By using infrared beams and thermal technology, the new breast cancer scanner finds tumors in the breast without radiation. Wow! Who wouldn't pass up the extra dose of radiation, as long as they could still guarantee an effective breast cancer screening? And judging from the research that will soon appear in the journal Radiology, it seems like this new machine is even more effective than regular mammograms!


In a major trial of more than 2,500 people, the technology was found to be 92 percent effective at detecting breast cancer in women compared to just 80 percent for traditional mammos. Wow!

The company that developed the scanner says it works by detecting "different signals on the surface of the skin" that women with breast cancer produce. And it does this without even coming into contact with the breast!
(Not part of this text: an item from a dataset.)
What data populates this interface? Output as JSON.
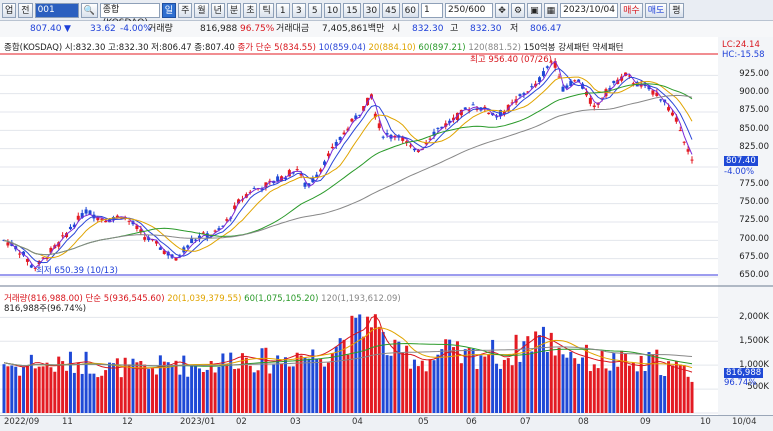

Hmmmm, so it sounds more comfortable than a mammo -- I'm sure plenty of women wouldn't mind that!

Oh, PLUS, get this: The new technology was found to be as effective in detecting cancer in younger women as older women. While not to be dismissed (just yet), traditional mammos have been known to miss tumors more frequently in women under 50.

The machine is set to get an official EU seal of approval by the end of the year, so it can be used in the United Kingdom. And trials involving another 2,500 women will take place next year at a major London teaching hospital and other hospitals in Barcelona and Paris. With hope, this technology will really take off in Europe AND over here in the States, so women all over the world can have access to this impressive screening, either as an adjunct to regular mammograms or perhaps, one day, a superior substitute.

Are you intrigued by this new technology? Would you try it?